この記事は約 9 分で読むことができます。(記事文字数:約 4,400 文字)

TSMC(TSM)の概要

セクター:半導体

現在の株価:165ドル

時価総額:8,597億ドル

弊社算出の一株当たり本質的価値:121.24ドル

安全マージン:-36.72%

過去5年間の配当成長率:4.30%

次回配当落ち日:2024年9月12日

次回配当支払い日:2024年10月9日

予想配当利回り:1.49%

過去5年間の売上高成長率:19.10%

過去10年間の売上高成長率:13.00%

TSMC / 台湾積体電路製造股份有限公司(TSM:予想配当利回り1.49% / 配当性向36%)は、世界最大のチップ専業ファウンドリで、市場シェアは60%を超えています。

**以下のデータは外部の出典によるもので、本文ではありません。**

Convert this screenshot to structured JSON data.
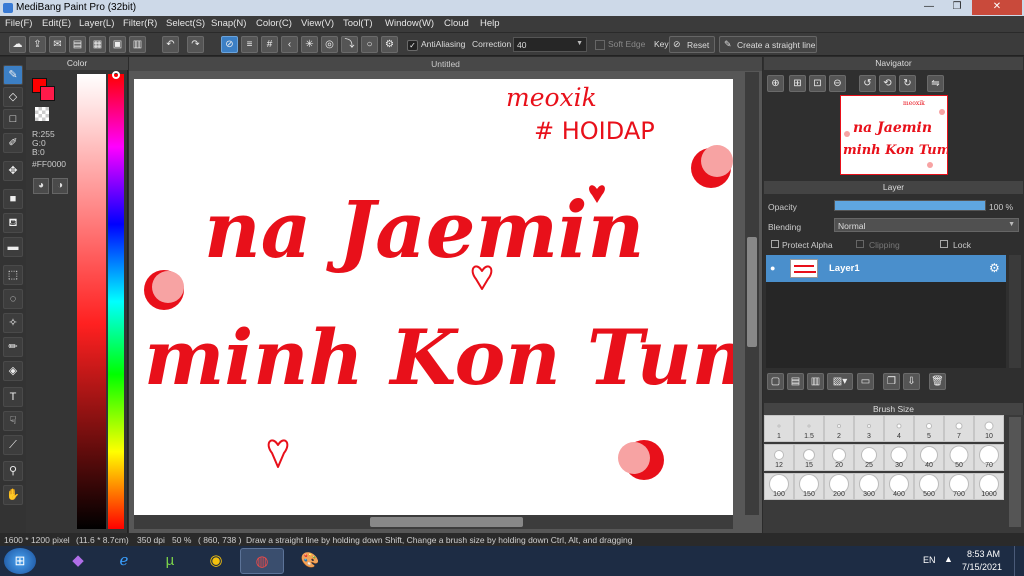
{
  "titlebar": {
    "title": "MediBang Paint Pro (32bit)"
  },
  "menu": [
    "File(F)",
    "Edit(E)",
    "Layer(L)",
    "Filter(R)",
    "Select(S)",
    "Snap(N)",
    "Color(C)",
    "View(V)",
    "Tool(T)",
    "Window(W)",
    "Cloud",
    "Help"
  ],
  "toolbar": {
    "antialiasing_label": "AntiAliasing",
    "correction_label": "Correction",
    "correction_value": "40",
    "softedge_label": "Soft Edge",
    "key_label": "Key",
    "reset_label": "Reset",
    "straight_line_label": "Create a straight line"
  },
  "color_panel": {
    "title": "Color",
    "r": "R:255",
    "g": "G:0",
    "b": "B:0",
    "hex": "#FF0000",
    "primary_color": "#ff0000",
    "secondary_color": "#ff1a4a"
  },
  "canvas": {
    "tab_title": "Untitled",
    "lettering": [
      "meoxik",
      "# HOIDAP",
      "na Jaemin",
      "minh Kon Tum"
    ]
  },
  "navigator": {
    "title": "Navigator"
  },
  "layer_panel": {
    "title": "Layer",
    "opacity_label": "Opacity",
    "opacity_value": "100 %",
    "opacity_fraction": 1.0,
    "blending_label": "Blending",
    "blending_value": "Normal",
    "protect_alpha_label": "Protect Alpha",
    "clipping_label": "Clipping",
    "lock_label": "Lock",
    "layer_name": "Layer1"
  },
  "brush_panel": {
    "title": "Brush Size",
    "rows": [
      [
        "1",
        "1.5",
        "2",
        "3",
        "4",
        "5",
        "7",
        "10"
      ],
      [
        "12",
        "15",
        "20",
        "25",
        "30",
        "40",
        "50",
        "70"
      ],
      [
        "100",
        "150",
        "200",
        "300",
        "400",
        "500",
        "700",
        "1000"
      ]
    ]
  },
  "statusbar": {
    "size": "1600 * 1200 pixel",
    "physical": "(11.6 * 8.7cm)",
    "dpi": "350 dpi",
    "zoom": "50 %",
    "coords": "( 860, 738 )",
    "hint": "Draw a straight line by holding down Shift, Change a brush size by holding down Ctrl, Alt, and dragging"
  },
  "taskbar": {
    "lang": "EN",
    "time": "8:53 AM",
    "date": "7/15/2021"
  }
}
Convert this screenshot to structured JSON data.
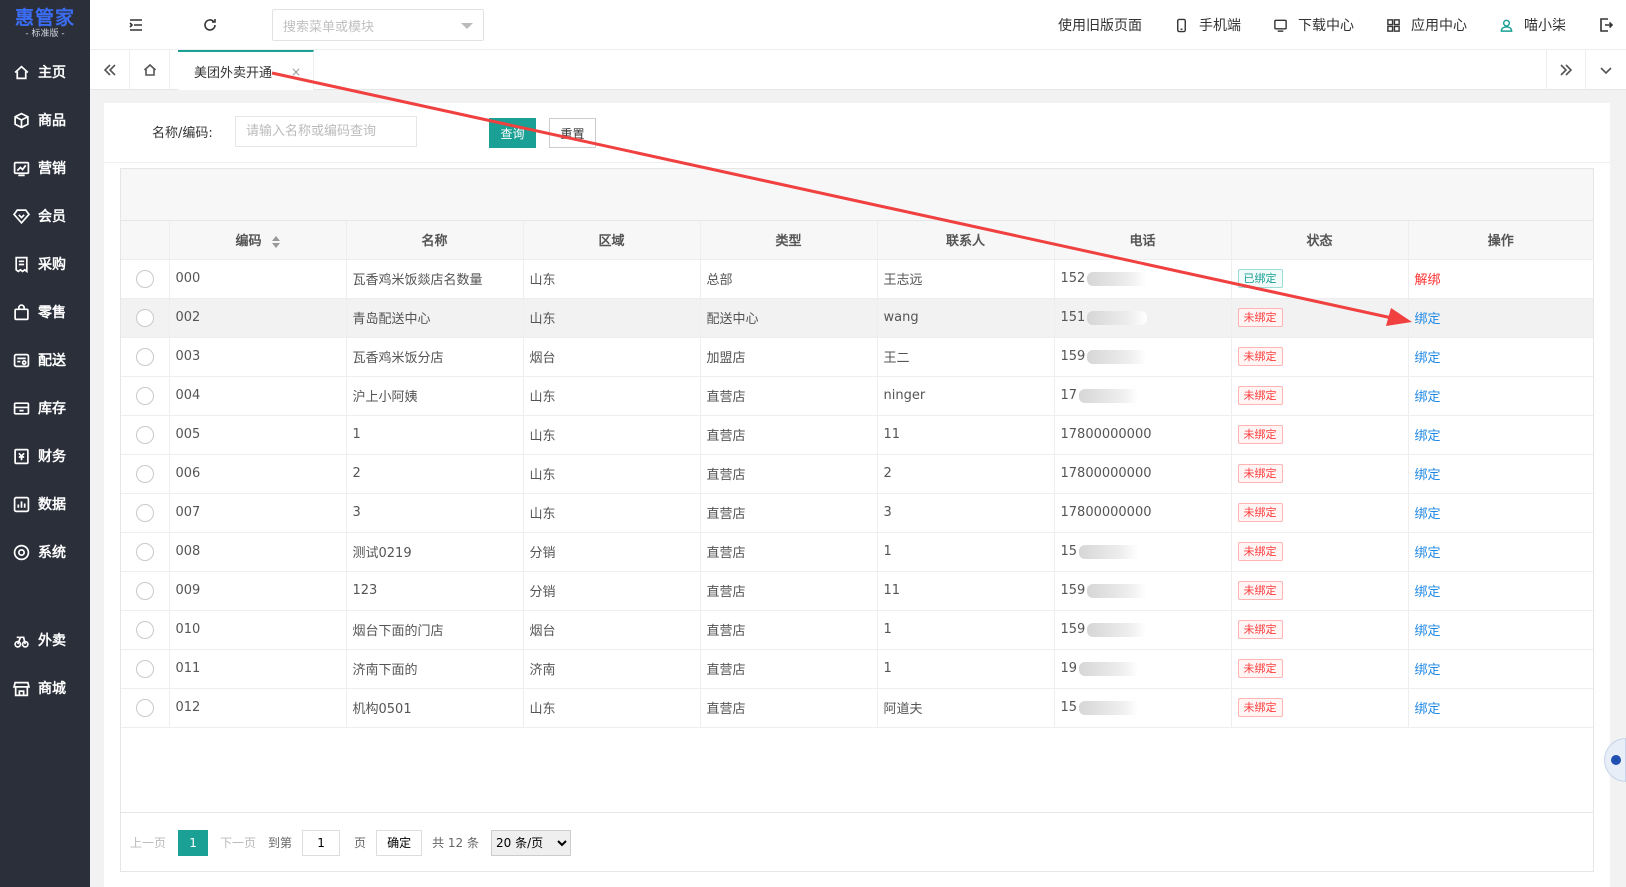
{
  "logo": {
    "title": "惠管家",
    "sub": "标准版"
  },
  "sidebar": {
    "items": [
      {
        "label": "主页",
        "icon": "home-icon"
      },
      {
        "label": "商品",
        "icon": "box-icon"
      },
      {
        "label": "营销",
        "icon": "chart-icon"
      },
      {
        "label": "会员",
        "icon": "diamond-icon"
      },
      {
        "label": "采购",
        "icon": "receipt-icon"
      },
      {
        "label": "零售",
        "icon": "bag-icon"
      },
      {
        "label": "配送",
        "icon": "truck-icon"
      },
      {
        "label": "库存",
        "icon": "inventory-icon"
      },
      {
        "label": "财务",
        "icon": "finance-icon"
      },
      {
        "label": "数据",
        "icon": "data-icon"
      },
      {
        "label": "系统",
        "icon": "settings-icon"
      }
    ],
    "extra": [
      {
        "label": "外卖",
        "icon": "takeaway-icon"
      },
      {
        "label": "商城",
        "icon": "store-icon"
      }
    ]
  },
  "header": {
    "search_placeholder": "搜索菜单或模块",
    "links": {
      "old_page": "使用旧版页面",
      "mobile": "手机端",
      "download": "下载中心",
      "apps": "应用中心",
      "user": "喵小柒"
    }
  },
  "tabs": {
    "active": "美团外卖开通",
    "close": "×"
  },
  "filter": {
    "label": "名称/编码:",
    "placeholder": "请输入名称或编码查询",
    "query": "查询",
    "reset": "重置"
  },
  "table": {
    "headers": [
      "编码",
      "名称",
      "区域",
      "类型",
      "联系人",
      "电话",
      "状态",
      "操作"
    ],
    "rows": [
      {
        "code": "000",
        "name": "瓦香鸡米饭燚店名数量",
        "region": "山东",
        "type": "总部",
        "contact": "王志远",
        "phone": "152",
        "status": "已绑定",
        "action": "解绑"
      },
      {
        "code": "002",
        "name": "青岛配送中心",
        "region": "山东",
        "type": "配送中心",
        "contact": "wang",
        "phone": "151",
        "status": "未绑定",
        "action": "绑定"
      },
      {
        "code": "003",
        "name": "瓦香鸡米饭分店",
        "region": "烟台",
        "type": "加盟店",
        "contact": "王二",
        "phone": "159",
        "status": "未绑定",
        "action": "绑定"
      },
      {
        "code": "004",
        "name": "沪上小阿姨",
        "region": "山东",
        "type": "直营店",
        "contact": "ninger",
        "phone": "17",
        "status": "未绑定",
        "action": "绑定"
      },
      {
        "code": "005",
        "name": "1",
        "region": "山东",
        "type": "直营店",
        "contact": "11",
        "phone": "17800000000",
        "status": "未绑定",
        "action": "绑定"
      },
      {
        "code": "006",
        "name": "2",
        "region": "山东",
        "type": "直营店",
        "contact": "2",
        "phone": "17800000000",
        "status": "未绑定",
        "action": "绑定"
      },
      {
        "code": "007",
        "name": "3",
        "region": "山东",
        "type": "直营店",
        "contact": "3",
        "phone": "17800000000",
        "status": "未绑定",
        "action": "绑定"
      },
      {
        "code": "008",
        "name": "测试0219",
        "region": "分销",
        "type": "直营店",
        "contact": "1",
        "phone": "15",
        "status": "未绑定",
        "action": "绑定"
      },
      {
        "code": "009",
        "name": "123",
        "region": "分销",
        "type": "直营店",
        "contact": "11",
        "phone": "159",
        "status": "未绑定",
        "action": "绑定"
      },
      {
        "code": "010",
        "name": "烟台下面的门店",
        "region": "烟台",
        "type": "直营店",
        "contact": "1",
        "phone": "159",
        "status": "未绑定",
        "action": "绑定"
      },
      {
        "code": "011",
        "name": "济南下面的",
        "region": "济南",
        "type": "直营店",
        "contact": "1",
        "phone": "19",
        "status": "未绑定",
        "action": "绑定"
      },
      {
        "code": "012",
        "name": "机构0501",
        "region": "山东",
        "type": "直营店",
        "contact": "阿道夫",
        "phone": "15",
        "status": "未绑定",
        "action": "绑定"
      }
    ]
  },
  "pager": {
    "prev": "上一页",
    "current": "1",
    "next": "下一页",
    "goto_label": "到第",
    "goto_value": "1",
    "page_unit": "页",
    "confirm": "确定",
    "total": "共 12 条",
    "per_page": "20 条/页"
  },
  "colors": {
    "accent": "#1aa094",
    "sidebar_bg": "#2b2f3a",
    "bind_link": "#1e88e5",
    "unbind_link": "#ff2e2e",
    "annotation_arrow": "#f04040"
  }
}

同社は1987年、フィリップス、台湾政府、個人投資家のジョイントベンチャーとして設立され、1997年に米国でADRとして上場しました。

同社はその規模と高品質なテクノロジーにより、競争の激しいファウンドリー事業においても堅実な営業利益率を実現しています。

また、ファブレス・ビジネス・モデルへの移行は同社に追い風となっており、さらに、現在のTSMCの従業員数は7万3,000人を超えています。

加えて、ファウンドリーリーダーである同社は、アップル(AAPL)、AMD(AMD)、エヌビディア(NVDA)など、最先端のプロセス技術を半導体設計に応用しようとする輝かしい顧客基盤を有しています。

そして、同社は2024年7月18日に2024年度第2四半期決算を発表しています。


TSMC(TSM)の収益と成長に関して

TSMC(TSM)は、2024年6月30日に終了した最新の2024年度第2四半期において、非経常損益項目を除くベースでのEPS(EPS without NRI)は1.479ドル(前四半期:1.374ドル)、希薄化後のEPSは1.48ドル(前四半期:1.37ドル)、また、1株当たり売上高も4.017ドル(前四半期:3.606ドル)といずれも前四半期比で上昇しました。

一方で、長期的なパフォーマンスを見ると、同社株の非経常損益項目を除くベースでのEPSの過去5年間の年平均成長率(CAGR)は23.80%で、1株当たり売上高の過去5年間の年平均成長率は15.90%となっており、中長期的な観点から継続して成長していることが分かります。